Page 198 - Process Modelling and Simulation With Finite Element Methods
P. 198
Simulation and Nonlinear Dynamics 185
all the eigenvalues are real. It follows that the unstable mode is not propagating,
but stationary and growing in strength until it saturates.
To permit the possibility that waves might propagate, however, we need to
change the horizontal boundary conditions from the earlier simulation which had
no flux and slip boundary conditions on the horizontal bounding planes. Gravity
waves cannot propagate through such planes, since they are transverse and
require up-and-down motion. Furthermore, the model was stationary, so
although complex eigenvalues are possible, transient motion was prohibited. To
implement periodic boundary conditions, a minor change is necessary.
Recipe for Periodic Boundary Conditions
Pull down the Mesh menu and select the Parameters option.
Mesh Parameters
Set symmetry boundaries: 1 4
Apply
OK
These boundaries are now equivalent, but not necessarily periodic. To make that
constraint, we need to require that all variables are identical on the boundary
nodes. Pull down the Boundary menu and select View as Coefficients, then
select Boundary Settings. All four equations are displayed simultaneously in
Coefficient View
Click on the h-tab, and set the main diagonal to 1 and the off
diagonal elements to zero. Make sure the r-tab has u,v,p, and T
for the four equations.
Select domain 4
Click on the h-tab, and set the main diagonal to -1 and the off
diagonal elements to zero.
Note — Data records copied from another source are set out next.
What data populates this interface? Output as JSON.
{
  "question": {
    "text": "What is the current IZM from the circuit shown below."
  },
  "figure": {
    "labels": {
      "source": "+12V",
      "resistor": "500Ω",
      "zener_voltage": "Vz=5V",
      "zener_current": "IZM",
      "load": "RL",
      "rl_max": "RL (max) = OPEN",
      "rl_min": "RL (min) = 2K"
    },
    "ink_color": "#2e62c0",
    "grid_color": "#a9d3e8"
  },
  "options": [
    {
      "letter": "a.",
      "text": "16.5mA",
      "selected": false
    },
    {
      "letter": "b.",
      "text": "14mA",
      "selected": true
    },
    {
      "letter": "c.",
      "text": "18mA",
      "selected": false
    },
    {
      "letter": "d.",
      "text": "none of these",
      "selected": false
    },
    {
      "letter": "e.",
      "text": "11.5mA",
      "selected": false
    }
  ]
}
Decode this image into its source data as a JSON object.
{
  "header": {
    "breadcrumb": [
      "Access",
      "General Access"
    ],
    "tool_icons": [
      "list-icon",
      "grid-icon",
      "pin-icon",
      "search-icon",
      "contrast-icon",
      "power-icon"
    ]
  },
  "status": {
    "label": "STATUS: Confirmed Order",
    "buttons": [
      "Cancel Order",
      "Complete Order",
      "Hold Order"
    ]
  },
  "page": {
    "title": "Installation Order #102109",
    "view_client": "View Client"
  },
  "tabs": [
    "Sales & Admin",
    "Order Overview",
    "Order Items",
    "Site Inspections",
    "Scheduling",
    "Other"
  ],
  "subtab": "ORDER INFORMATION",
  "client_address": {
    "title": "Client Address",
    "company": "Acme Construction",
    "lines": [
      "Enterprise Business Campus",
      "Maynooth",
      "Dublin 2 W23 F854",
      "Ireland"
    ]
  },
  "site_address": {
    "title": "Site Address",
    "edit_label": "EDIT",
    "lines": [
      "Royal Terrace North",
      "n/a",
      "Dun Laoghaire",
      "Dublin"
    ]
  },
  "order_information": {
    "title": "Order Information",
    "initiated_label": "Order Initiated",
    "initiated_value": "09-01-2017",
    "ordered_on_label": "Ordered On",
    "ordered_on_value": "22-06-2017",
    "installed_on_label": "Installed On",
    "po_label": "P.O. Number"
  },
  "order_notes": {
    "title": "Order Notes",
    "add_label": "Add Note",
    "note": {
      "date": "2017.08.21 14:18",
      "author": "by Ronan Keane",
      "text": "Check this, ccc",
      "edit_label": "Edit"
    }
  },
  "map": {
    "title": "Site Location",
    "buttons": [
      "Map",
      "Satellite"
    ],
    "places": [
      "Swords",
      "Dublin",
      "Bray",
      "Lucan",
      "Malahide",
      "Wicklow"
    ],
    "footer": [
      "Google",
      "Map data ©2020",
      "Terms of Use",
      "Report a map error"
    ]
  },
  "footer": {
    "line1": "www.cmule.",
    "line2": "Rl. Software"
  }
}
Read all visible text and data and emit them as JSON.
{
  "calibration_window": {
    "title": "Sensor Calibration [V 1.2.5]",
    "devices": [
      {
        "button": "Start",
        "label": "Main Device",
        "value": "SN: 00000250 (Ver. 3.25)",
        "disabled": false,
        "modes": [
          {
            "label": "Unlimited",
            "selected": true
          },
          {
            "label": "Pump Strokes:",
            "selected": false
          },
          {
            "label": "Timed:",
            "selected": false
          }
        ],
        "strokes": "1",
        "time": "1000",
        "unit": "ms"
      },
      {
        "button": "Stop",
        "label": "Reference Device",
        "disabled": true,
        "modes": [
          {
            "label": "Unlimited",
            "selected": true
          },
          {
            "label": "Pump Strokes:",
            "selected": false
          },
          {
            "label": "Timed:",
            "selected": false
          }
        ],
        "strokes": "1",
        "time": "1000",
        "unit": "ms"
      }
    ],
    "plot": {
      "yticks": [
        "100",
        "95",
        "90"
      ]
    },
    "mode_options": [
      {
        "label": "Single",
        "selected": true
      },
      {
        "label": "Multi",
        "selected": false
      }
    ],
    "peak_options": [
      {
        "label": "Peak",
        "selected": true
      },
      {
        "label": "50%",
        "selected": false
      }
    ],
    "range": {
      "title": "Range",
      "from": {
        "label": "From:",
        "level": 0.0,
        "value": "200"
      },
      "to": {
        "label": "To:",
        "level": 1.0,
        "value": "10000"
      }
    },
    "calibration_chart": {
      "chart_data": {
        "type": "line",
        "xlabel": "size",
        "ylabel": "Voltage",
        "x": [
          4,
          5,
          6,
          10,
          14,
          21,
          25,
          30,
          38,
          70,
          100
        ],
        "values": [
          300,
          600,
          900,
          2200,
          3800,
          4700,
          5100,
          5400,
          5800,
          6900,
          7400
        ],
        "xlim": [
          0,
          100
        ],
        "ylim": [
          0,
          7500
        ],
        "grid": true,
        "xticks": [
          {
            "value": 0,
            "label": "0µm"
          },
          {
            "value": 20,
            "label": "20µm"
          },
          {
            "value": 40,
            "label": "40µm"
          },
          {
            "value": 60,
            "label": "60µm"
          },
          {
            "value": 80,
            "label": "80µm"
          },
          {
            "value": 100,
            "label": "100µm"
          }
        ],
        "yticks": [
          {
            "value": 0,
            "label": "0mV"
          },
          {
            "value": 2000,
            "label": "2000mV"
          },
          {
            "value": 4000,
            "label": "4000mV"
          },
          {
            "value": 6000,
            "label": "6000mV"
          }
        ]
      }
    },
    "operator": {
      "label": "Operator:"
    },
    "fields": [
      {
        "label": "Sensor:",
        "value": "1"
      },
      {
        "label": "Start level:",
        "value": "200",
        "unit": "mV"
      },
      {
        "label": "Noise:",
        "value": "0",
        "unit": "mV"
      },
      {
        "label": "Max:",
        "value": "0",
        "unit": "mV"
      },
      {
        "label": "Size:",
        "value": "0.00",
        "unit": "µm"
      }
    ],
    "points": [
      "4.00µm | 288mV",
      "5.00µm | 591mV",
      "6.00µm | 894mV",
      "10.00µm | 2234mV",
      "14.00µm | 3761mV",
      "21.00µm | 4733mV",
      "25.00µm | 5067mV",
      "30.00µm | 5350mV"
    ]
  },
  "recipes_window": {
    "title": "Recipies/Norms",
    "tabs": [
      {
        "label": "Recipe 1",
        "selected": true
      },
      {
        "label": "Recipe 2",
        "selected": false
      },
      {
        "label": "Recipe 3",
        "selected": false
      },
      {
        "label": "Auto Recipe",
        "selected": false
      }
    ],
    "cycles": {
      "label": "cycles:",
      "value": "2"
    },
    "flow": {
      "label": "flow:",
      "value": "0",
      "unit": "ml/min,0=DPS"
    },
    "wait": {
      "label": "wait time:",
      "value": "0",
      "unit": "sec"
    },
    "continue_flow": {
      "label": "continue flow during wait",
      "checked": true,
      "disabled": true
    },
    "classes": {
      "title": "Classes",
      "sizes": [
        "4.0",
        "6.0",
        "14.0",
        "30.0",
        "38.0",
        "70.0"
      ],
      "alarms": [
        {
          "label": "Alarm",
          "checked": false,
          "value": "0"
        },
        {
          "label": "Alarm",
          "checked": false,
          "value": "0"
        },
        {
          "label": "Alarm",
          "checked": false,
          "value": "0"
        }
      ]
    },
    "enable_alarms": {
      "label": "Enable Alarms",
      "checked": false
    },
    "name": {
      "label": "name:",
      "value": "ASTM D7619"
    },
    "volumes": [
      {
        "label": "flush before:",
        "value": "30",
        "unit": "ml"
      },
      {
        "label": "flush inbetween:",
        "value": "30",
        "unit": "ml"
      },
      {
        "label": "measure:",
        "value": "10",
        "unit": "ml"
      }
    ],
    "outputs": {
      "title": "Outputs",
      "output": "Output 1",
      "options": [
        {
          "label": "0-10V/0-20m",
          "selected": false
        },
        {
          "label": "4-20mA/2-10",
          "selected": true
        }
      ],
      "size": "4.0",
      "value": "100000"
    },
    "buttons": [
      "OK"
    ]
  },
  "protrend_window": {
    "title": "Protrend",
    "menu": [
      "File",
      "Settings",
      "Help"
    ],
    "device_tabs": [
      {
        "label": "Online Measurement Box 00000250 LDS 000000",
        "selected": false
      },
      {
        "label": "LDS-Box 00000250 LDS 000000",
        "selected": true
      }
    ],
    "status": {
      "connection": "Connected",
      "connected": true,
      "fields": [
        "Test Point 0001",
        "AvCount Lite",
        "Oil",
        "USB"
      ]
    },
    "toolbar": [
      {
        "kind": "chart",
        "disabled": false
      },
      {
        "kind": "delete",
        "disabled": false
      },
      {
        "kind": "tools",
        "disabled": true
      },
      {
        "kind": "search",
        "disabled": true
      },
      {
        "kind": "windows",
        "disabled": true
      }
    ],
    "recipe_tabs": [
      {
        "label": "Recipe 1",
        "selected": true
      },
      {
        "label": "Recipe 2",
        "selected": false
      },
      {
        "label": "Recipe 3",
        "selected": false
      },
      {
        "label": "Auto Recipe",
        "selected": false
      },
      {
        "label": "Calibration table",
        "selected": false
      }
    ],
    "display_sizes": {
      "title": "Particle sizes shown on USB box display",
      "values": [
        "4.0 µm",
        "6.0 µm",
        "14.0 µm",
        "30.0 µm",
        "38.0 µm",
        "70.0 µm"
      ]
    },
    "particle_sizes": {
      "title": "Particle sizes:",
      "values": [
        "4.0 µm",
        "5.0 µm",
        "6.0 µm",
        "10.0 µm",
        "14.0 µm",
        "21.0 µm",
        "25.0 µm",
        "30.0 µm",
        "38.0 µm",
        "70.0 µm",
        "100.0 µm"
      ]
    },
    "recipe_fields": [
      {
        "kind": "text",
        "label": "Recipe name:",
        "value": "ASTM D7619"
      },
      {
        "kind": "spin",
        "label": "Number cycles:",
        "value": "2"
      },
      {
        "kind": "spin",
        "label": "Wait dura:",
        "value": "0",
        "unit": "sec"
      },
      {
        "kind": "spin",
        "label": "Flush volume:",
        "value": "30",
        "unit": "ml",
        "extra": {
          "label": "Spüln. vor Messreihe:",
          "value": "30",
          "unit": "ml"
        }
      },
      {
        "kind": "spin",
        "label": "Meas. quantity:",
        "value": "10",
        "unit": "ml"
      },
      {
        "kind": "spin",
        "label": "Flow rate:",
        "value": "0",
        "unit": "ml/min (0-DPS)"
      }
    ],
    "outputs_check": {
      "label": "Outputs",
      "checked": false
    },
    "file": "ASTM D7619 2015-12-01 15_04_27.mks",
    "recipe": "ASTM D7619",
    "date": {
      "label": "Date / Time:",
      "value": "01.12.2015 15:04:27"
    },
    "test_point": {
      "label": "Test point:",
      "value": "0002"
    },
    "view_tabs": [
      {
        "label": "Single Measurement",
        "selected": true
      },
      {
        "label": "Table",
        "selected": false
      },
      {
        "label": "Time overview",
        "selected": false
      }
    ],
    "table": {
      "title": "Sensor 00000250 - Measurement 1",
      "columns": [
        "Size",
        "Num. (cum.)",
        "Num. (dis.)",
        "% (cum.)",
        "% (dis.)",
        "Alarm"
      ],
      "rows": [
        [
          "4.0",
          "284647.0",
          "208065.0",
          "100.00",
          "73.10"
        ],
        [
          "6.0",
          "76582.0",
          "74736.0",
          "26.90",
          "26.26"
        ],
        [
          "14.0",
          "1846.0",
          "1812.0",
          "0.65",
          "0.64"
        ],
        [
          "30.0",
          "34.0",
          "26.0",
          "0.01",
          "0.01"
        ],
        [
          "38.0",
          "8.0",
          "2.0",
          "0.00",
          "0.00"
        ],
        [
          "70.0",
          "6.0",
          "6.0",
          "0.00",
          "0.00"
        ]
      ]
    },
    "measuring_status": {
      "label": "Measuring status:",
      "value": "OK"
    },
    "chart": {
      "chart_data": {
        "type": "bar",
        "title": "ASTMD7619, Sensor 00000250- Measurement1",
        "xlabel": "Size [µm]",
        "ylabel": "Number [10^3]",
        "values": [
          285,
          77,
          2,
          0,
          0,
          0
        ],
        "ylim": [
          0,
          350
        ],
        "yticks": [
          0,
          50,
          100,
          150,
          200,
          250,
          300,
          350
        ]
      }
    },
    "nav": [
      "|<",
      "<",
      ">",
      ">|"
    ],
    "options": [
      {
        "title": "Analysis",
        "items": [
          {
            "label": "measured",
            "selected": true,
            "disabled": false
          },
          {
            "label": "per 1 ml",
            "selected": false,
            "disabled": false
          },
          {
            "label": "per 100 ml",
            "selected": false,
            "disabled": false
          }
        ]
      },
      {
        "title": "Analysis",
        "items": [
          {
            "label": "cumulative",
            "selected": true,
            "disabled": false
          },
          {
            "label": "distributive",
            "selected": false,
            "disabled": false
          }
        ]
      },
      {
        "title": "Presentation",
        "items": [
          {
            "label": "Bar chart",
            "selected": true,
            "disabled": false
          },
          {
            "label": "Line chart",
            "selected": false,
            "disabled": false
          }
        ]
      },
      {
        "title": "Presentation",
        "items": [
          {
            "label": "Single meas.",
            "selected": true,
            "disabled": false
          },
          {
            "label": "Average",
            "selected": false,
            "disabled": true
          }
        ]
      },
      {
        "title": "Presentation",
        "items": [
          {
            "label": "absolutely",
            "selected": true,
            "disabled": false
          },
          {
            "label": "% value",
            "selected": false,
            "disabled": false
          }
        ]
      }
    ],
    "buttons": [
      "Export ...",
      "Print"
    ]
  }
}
Make sure the r-tab has -u,-v,-p, and
-T for the four equations.
Apply
OK
Since the boundaries 1 and 4 are equivalent, these two conditions are
sequentially added to the boundary constraints. So the condition on u is that u
on boundary I and -u on boundary 4 sum to zero. The same holds for v, p, and
T, ensuring horizontal periodicity of all variables.
Because the domain is about as long as the most dangerous mode
(wavenumber 3.117 implies that we have nearly a period of 2d3.117 = 2, i.e.